蔣杏:“你從哪裡看來的頭入沙,會讓人笑?”
周湘毓拉着蔣杏,撇嘴道:“杏杏,你問到重點,是那個男孩子他拒絕一個小女生說的話,讓我聽去了,他說隻要為他表演頭入沙,他就和誰玩。”
“至于那個男孩子怎麼知道的,我就不知道了。”
這輪蔣杏隊為魏厭臨隊選擇大冒險,“男生背女生喂另一個女生喝酒。”
周湘毓絕對是故意的,何惠期待看向魏厭臨,希望她是被背的那一個,可凜音開口打破她的幻想,“我不能久站,魏厭臨麻煩你背我了。”
魏厭臨淡淡看了一眼凜音,對着周湘毓道:“不做會怎麼。”
不等周湘毓開口說出:不做就輸一輪,沒事。
凜音用沒有傷到的左腿趁着魏厭臨注意力不在她身上,摟着魏厭臨的脖頸就跳到了魏厭臨背上。
蔣杏驚呼,盯着魏厭臨,魏厭臨一下變了臉色,他努力忽視背上的觸感,側頭道:“下來。”
凜音卻不答,而是看着蔣杏明顯詫異不自在的面孔,笑道:“玩遊戲嘛,不要太當真,快開始。”
背都背了,他也不想用手觸碰凜音,扯她下來,隻能硬着頭皮,拿起桌子上的酒杯,想要速戰速決,凜音趁着此時,低頭靠近魏厭臨臉頰,抱的更緊。

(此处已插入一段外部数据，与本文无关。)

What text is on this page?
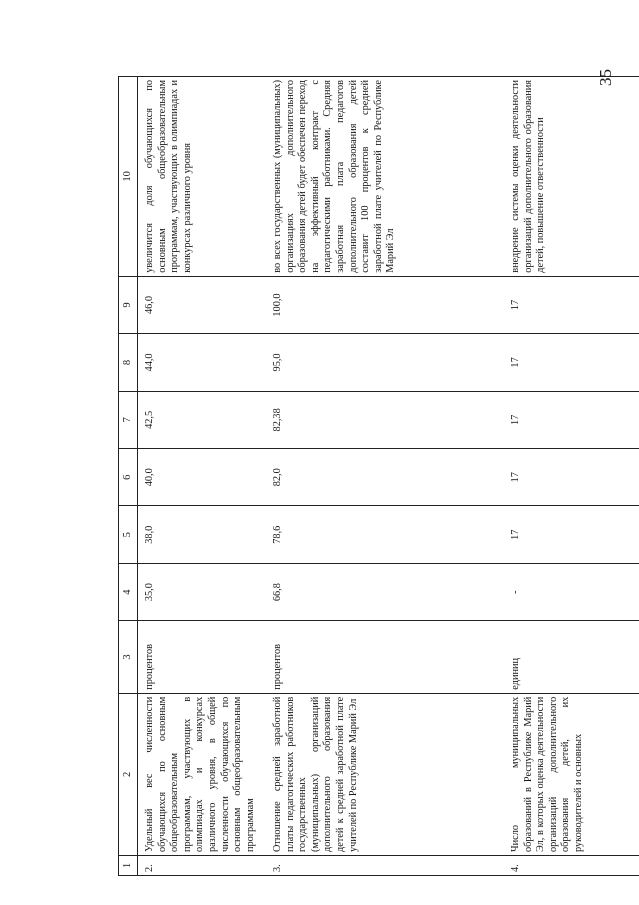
35
1	2	3	4	5	6	7	8	9	10
2.	Удельный вес численности обучающихся по основным общеобразовательным программам, участвующих в олимпиадах и конкурсах различного уровня, в общей численности обучающихся по основным общеобразовательным программам	процентов	35,0	38,0	40,0	42,5	44,0	46,0	увеличится доля обучающихся по основным общеобразовательным программам, участвующих в олимпиадах и конкурсах различного уровня
3.	Отношение средней заработной платы педагогических работников государственных (муниципальных) организаций дополнительного образования детей к средней заработной плате учителей по Республике Марий Эл	процентов	66,8	78,6	82,0	82,38	95,0	100,0	во всех государственных (муниципальных) организациях дополнительного образования детей будет обеспечен переход на эффективный контракт с педагогическими работниками. Средняя заработная плата педагогов дополнительного образования детей составит 100 процентов к средней заработной плате учителей по Республике Марий Эл
4.	Число муниципальных образований в Республике Марий Эл, в которых оценка деятельности организаций дополнительного образования детей, их руководителей и основных	единиц	-	17	17	17	17	17	внедрение системы оценки деятельности организаций дополнительного образования детей, повышение ответственности
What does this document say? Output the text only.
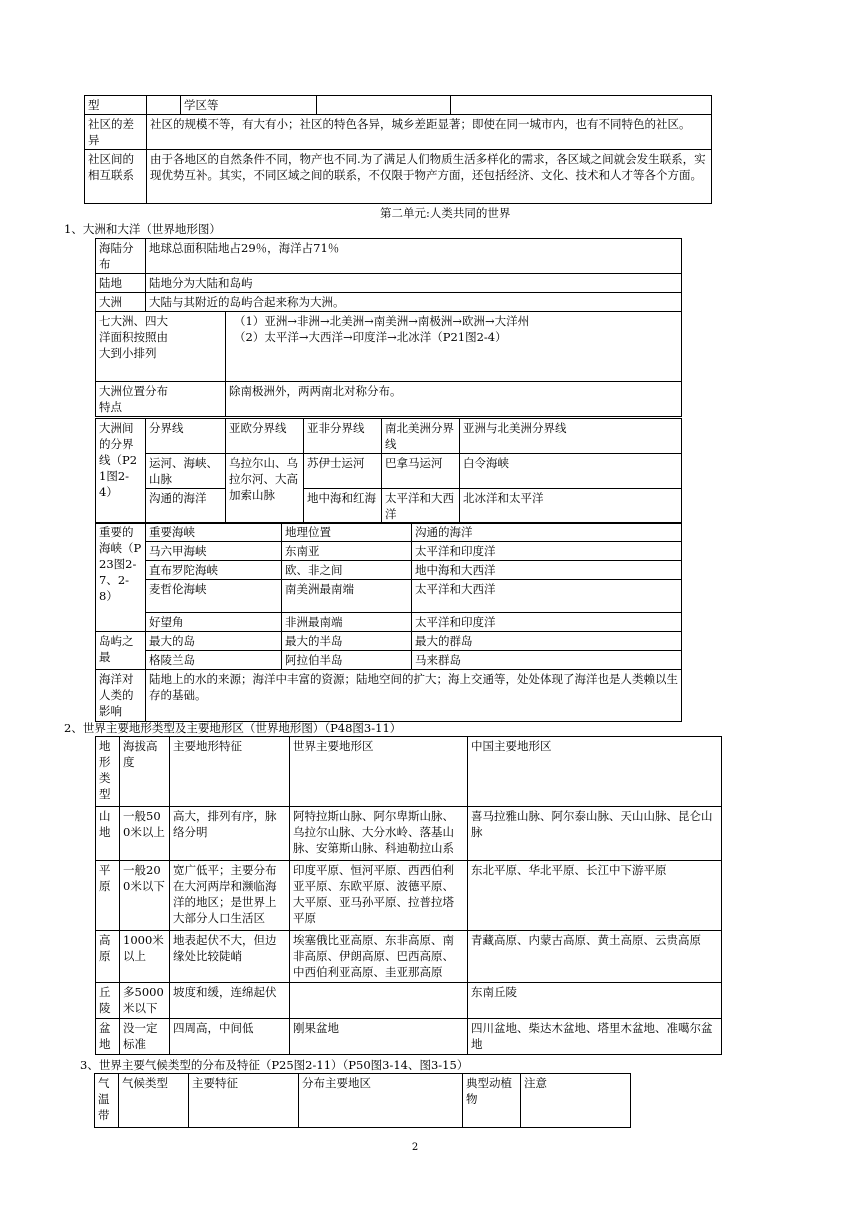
型		学区等		
社区的差异	社区的规模不等，有大有小；社区的特色各异，城乡差距显著；即使在同一城市内，也有不同特色的社区。			
社区间的相互联系	由于各地区的自然条件不同，物产也不同.为了满足人们物质生活多样化的需求，各区域之间就会发生联系，实现优势互补。其实，不同区域之间的联系，不仅限于物产方面，还包括经济、文化、技术和人才等各个方面。			
第二单元:人类共同的世界
1、大洲和大洋（世界地形图）
海陆分布	地球总面积陆地占29％，海洋占71％	
陆地	陆地分为大陆和岛屿	
大洲	大陆与其附近的岛屿合起来称为大洲。	

七大洲、四大洋面积按照由大到小排列		（1）亚洲→非洲→北美洲→南美洲→南极洲→欧洲→大洋州
（2）太平洋→大西洋→印度洋→北冰洋（P21图2-4）

大洲位置分布特点		除南极洲外，两两南北对称分布。
大洲间的分界线（P21图2-4）	分界线	亚欧分界线	亚非分界线	南北美洲分界线	亚洲与北美洲分界线
	运河、海峡、山脉	乌拉尔山、乌拉尔河、大高加索山脉	苏伊士运河	巴拿马运河	白令海峡
	沟通的海洋		地中海和红海	太平洋和大西洋	北冰洋和太平洋
重要的海峡（P23图2-7、2-8）	重要海峡	地理位置	沟通的海洋
	马六甲海峡	东南亚	太平洋和印度洋
	直布罗陀海峡	欧、非之间	地中海和大西洋
	麦哲伦海峡	南美洲最南端	太平洋和大西洋
	好望角	非洲最南端	太平洋和印度洋
岛屿之最	最大的岛	最大的半岛	最大的群岛
	格陵兰岛	阿拉伯半岛	马来群岛
海洋对人类的影响	陆地上的水的来源；海洋中丰富的资源；陆地空间的扩大；海上交通等，处处体现了海洋也是人类赖以生存的基础。		
2、世界主要地形类型及主要地形区（世界地形图）（P48图3-11）
地形类型	海拔高度	主要地形特征	世界主要地形区	中国主要地形区
山地	一般500米以上	高大，排列有序，脉络分明	阿特拉斯山脉、阿尔卑斯山脉、乌拉尔山脉、大分水岭、落基山脉、安第斯山脉、科迪勒拉山系	喜马拉雅山脉、阿尔泰山脉、天山山脉、昆仑山脉
平原	一般200米以下	宽广低平；主要分布在大河两岸和濒临海洋的地区；是世界上大部分人口生活区	印度平原、恒河平原、西西伯利亚平原、东欧平原、波德平原、大平原、亚马孙平原、拉普拉塔平原	东北平原、华北平原、长江中下游平原
高原	1000米以上	地表起伏不大，但边缘处比较陡峭	埃塞俄比亚高原、东非高原、南非高原、伊朗高原、巴西高原、中西伯利亚高原、圭亚那高原	青藏高原、内蒙古高原、黄土高原、云贵高原
丘陵	多5000米以下	坡度和缓，连绵起伏		东南丘陵
盆地	没一定标准	四周高，中间低	刚果盆地	四川盆地、柴达木盆地、塔里木盆地、准噶尔盆地
3、世界主要气候类型的分布及特征（P25图2-11）（P50图3-14、图3-15）
气温带	气候类型	主要特征	分布主要地区	典型动植物	注意
2
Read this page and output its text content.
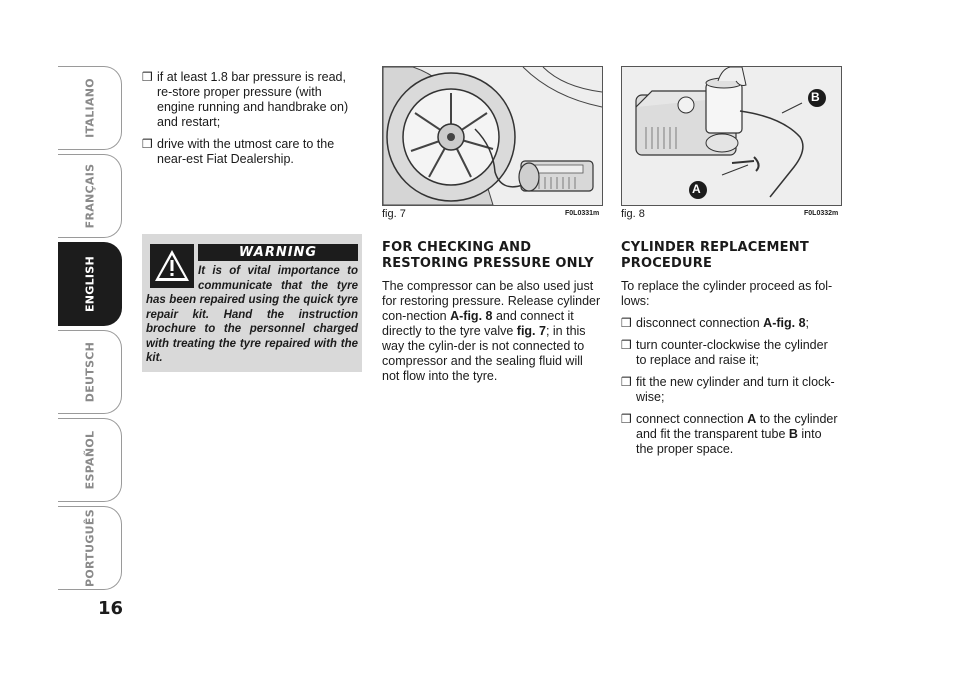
ITALIANO
FRANÇAIS
ENGLISH
DEUTSCH
ESPAÑOL
PORTUGUÊS
16

❒ if at least 1.8 bar pressure is read, re-store proper pressure (with engine running and handbrake on) and restart;

❒ drive with the utmost care to the near-est Fiat Dealership.

WARNING
It is of vital importance to communicate that the tyre has been repaired using the quick tyre repair kit. Hand the instruction brochure to the personnel charged with treating the tyre repaired with the kit.
fig. 7	F0L0331m
A
B
fig. 8	F0L0332m

FOR CHECKING AND RESTORING PRESSURE ONLY

The compressor can be also used just for restoring pressure. Release cylinder con-nection A-fig. 8 and connect it directly to the tyre valve fig. 7; in this way the cylin-der is not connected to compressor and the sealing fluid will not flow into the tyre.

CYLINDER REPLACEMENT PROCEDURE

To replace the cylinder proceed as fol-lows:

❒ disconnect connection A-fig. 8;

❒ turn counter-clockwise the cylinder to replace and raise it;

❒ fit the new cylinder and turn it clock-wise;

❒ connect connection A to the cylinder and fit the transparent tube B into the proper space.
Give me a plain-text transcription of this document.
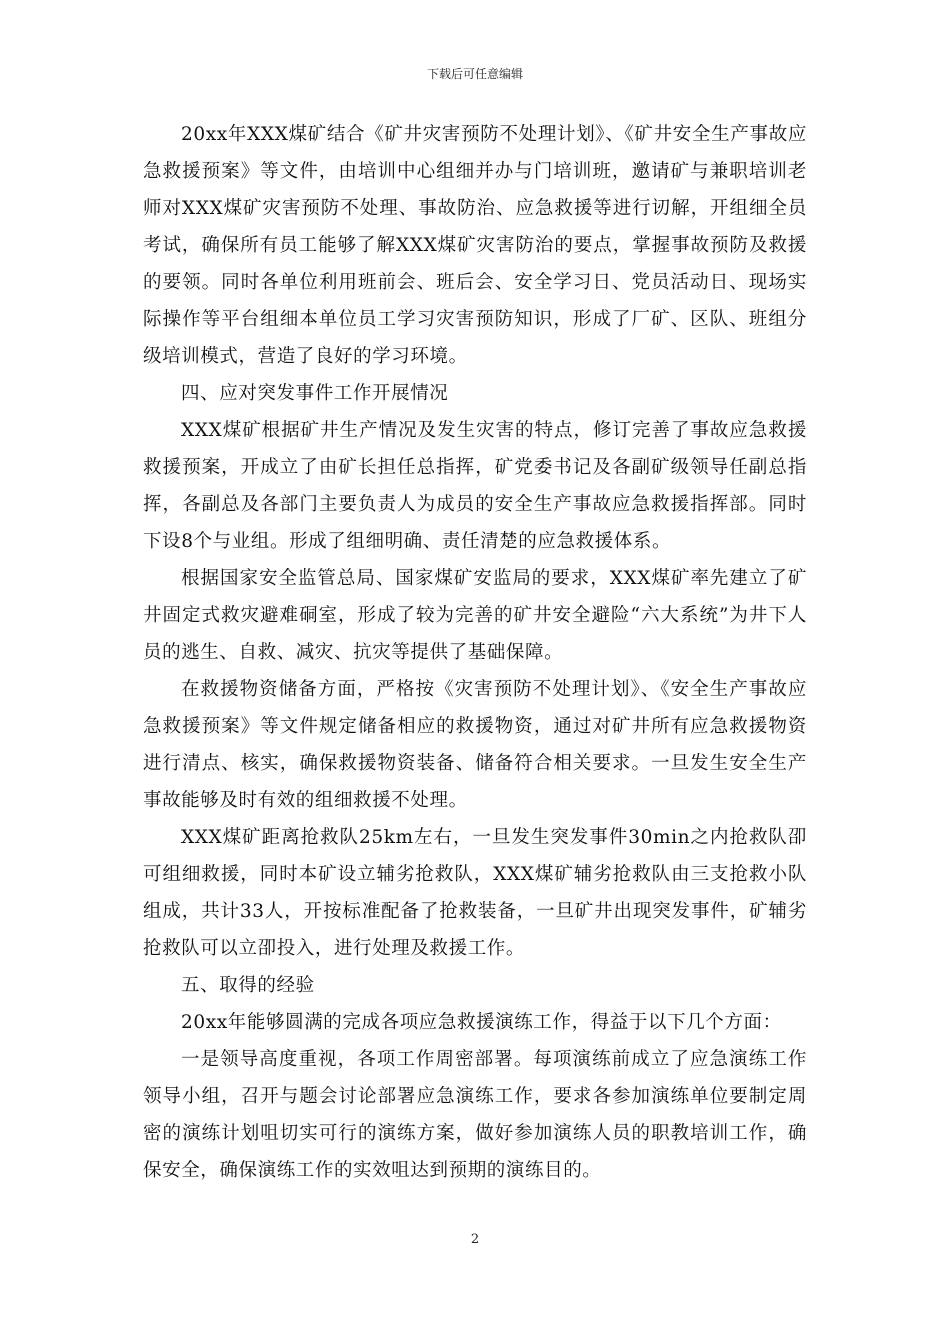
下载后可任意编辑

20xx年XXX煤矿结合《矿井灾害预防不处理计划》、《矿井安全生产事故应急救援预案》等文件，由培训中心组细并办与门培训班，邀请矿与兼职培训老师对XXX煤矿灾害预防不处理、事故防治、应急救援等进行讱解，开组细全员考试，确保所有员工能够了解XXX煤矿灾害防治的要点，掌握事故预防及救援的要领。同时各单位利用班前会、班后会、安全学习日、党员活动日、现场实际操作等平台组细本单位员工学习灾害预防知识，形成了厂矿、区队、班组分级培训模式，营造了良好的学习环境。

四、应对突发事件工作开展情况

XXX煤矿根据矿井生产情况及发生灾害的特点，修订完善了事故应急救援救援预案，开成立了由矿长担任总指挥，矿党委书记及各副矿级领导任副总指挥，各副总及各部门主要负责人为成员的安全生产事故应急救援指挥部。同时下设8个与业组。形成了组细明确、责任清楚的应急救援体系。

根据国家安全监管总局、国家煤矿安监局的要求，XXX煤矿率先建立了矿井固定式救灾避难硐室，形成了较为完善的矿井安全避险“六大系统”为井下人员的逃生、自救、减灾、抗灾等提供了基础保障。

在救援物资储备方面，严格按《灾害预防不处理计划》、《安全生产事故应急救援预案》等文件规定储备相应的救援物资，通过对矿井所有应急救援物资进行清点、核实，确保救援物资装备、储备符合相关要求。一旦发生安全生产事故能够及时有效的组细救援不处理。

XXX煤矿距离抢救队25km左右，一旦发生突发事件30min之内抢救队卲可组细救援，同时本矿设立辅劣抢救队，XXX煤矿辅劣抢救队由三支抢救小队组成，共计33人，开按标准配备了抢救装备，一旦矿井出现突发事件，矿辅劣抢救队可以立卲投入，进行处理及救援工作。

五、取得的经验

20xx年能够圆满的完成各项应急救援演练工作，得益于以下几个方面：

一是领导高度重视，各项工作周密部署。每项演练前成立了应急演练工作领导小组，召开与题会讨论部署应急演练工作，要求各参加演练单位要制定周密的演练计划咀切实可行的演练方案，做好参加演练人员的职教培训工作，确保安全，确保演练工作的实效咀达到预期的演练目的。

2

衆人都猛地一僵,不可抑制腹诽:“他倆好暧昧的感覺。”
魏厭臨看一眼并無太大反應的蔣杏,輕抿唇瓣,低頭拿起酒杯。
蔣杏緩緩坐下,拿起酒,喝了一口,看着魏厭臨喂給何惠一杯酒。
在這件事上,何惠與魏厭臨想法一緻,覺得速戰速決最好,便大口喝下一杯酒。
凜音從魏厭臨背上下來時,唇瓣不小心蹭到魏厭臨的脖頸。
魏厭臨渾身徹底僵硬,不可置信轉頭看向剛落地的凜音,蔣杏看不到魏厭臨轉身後的表情,凜音卻看的清清楚楚,當真是陰沉狠戾,警告意味明顯。
凜音對着魏厭臨笑笑,意思:不要大驚小怪嘛。
從這輪開始,氛圍就怪怪的,最後又玩了幾輪,結果是:打平。
大家商議,一對派出兩人大冒險,剩下的兩人為了公平留在原地計時。
凜音因為腳,留在營地,周湘毓因為魏辭亭一個眼神,失落留在原地,她也想去大冒險,現在山上徹底黑了,這才刺激,這也比較符合之前與魏辭亭玩的遊戲。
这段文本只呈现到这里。